27 de jul. de 2014

Meu pé esquerdo

Meu pé esquerdo carrega comigo todas as coisas que já vivi na vida, e carrega a mim também.

Nele, apoio os ombros e meus pensamentos.

Desenho em folha de papel branca e crua a menina que fui e sou, não sabendo o que um dia serei - e se serei. Marco os contornos do meu corpo no desenho de leve, porque estou cansada dos conflitos históricos que não saem do lugar e não levam a lugar nenhum. O mundo é complicado demais, e eu faço parte dele assistindo.

Derramo tinta azul para dar alma a quem sou, porque sei que não há nada além disso e nada além de mim. Sou apenas quem sou, aqui e agora. E mantenho-me em pé sob meu esquerdo que me segura, me sustenta, divido comigo o mundo que levo nos ombros e anda comigo em círculos quando não sei para onde vou.

Diz-se que começa-se um bom dia com o pé direito mas eu muito desconfio que isto seja apenas um ditado desta região do mundo. Porque minhas duas irmas são canhotas e então o pé esquerdo só poderia trazer carinho e afeto a mim, e trazer-me para a vida.

20 de jul. de 2014

Aboli em um dia de pensamento

Aboli o mundo em um dia de pensamento.

Aboli as algemas que prendem as cabeças que não pensam. E desfiz as construções religiosas. Soprei nos ouvidos das pessoas velhinhas o soar do vento, sempre tão distinto. Amarrei com fita vermelha em forma de laço o carinho entre as pessoas.

Aboli este mundo em um dia de pensamento, e chacoalhei meus cabelos a fim de dizer não. Lembrei-me de que não sou ninguém, pois sou apenas alguém - eu mesma.
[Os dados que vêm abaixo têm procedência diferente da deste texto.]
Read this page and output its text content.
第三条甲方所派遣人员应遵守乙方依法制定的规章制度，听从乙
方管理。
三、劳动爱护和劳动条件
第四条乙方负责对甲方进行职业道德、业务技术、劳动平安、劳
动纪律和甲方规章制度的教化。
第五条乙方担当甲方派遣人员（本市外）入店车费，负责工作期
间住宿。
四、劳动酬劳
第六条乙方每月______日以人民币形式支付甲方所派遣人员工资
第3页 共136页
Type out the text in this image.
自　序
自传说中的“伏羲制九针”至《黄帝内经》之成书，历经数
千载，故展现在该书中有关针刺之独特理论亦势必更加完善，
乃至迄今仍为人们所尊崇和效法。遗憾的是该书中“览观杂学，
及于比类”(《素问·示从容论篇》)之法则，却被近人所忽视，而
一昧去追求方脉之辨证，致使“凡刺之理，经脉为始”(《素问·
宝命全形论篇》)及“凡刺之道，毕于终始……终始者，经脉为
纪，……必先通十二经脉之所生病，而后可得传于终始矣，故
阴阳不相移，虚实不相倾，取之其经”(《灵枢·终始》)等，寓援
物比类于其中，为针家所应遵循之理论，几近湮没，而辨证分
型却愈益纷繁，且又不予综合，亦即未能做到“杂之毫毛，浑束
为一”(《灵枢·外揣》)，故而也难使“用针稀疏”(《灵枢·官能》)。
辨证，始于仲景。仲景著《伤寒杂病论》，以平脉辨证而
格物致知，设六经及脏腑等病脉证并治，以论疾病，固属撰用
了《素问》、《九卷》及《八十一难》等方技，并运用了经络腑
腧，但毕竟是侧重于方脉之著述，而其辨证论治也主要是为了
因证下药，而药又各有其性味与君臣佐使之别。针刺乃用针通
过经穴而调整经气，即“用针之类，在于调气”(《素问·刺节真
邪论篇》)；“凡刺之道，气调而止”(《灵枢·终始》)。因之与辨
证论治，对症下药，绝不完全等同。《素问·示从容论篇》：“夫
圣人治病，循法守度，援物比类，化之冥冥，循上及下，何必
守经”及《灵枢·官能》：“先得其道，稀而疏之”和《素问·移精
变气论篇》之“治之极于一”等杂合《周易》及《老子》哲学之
Recortei com cuidado as memórias de um tempo bom que existiu e mantem-se para sempre.

No fim da rua, onde começa a União Soviética, pintei todos os muros sem vida e sem cor. Apenas para desafiar. Reli os livros que ando lendo para entender um pouco da história sobre outro ângulo - na verdade, os "maus" da história serão para sempre maus. Não há como mudar os fatos.

E, os detalhes, logo eles - sempre tão grandes aos meus olhos, embora tao pequenos e despercebidos para a humanidade! - foram sublinhados primeiramente de azul, mas depois pintei de cor de rosa, que é para alegrar este pedaço da história. A história é tão bonita e doída. E nem sei porque estou falando tanto dela - é que estou estudando em forma de lazer.

Aboli minhas mãos, as mangas das minhas blusas, cortei os cardaços dos sapatos, embora me refuse a andar descalço. Não gosto mesmo, não tem jeito. Retoquei o espelho com batom vermelho bem contornado, com traços delicados, mantendo-me viva. Olhei pela janela que mostrava a rua iluminada e escondi-me, tao tímida que sou.

Aboli este mundo em um dia de pensamento, porque os pensamentos acabam com tudo.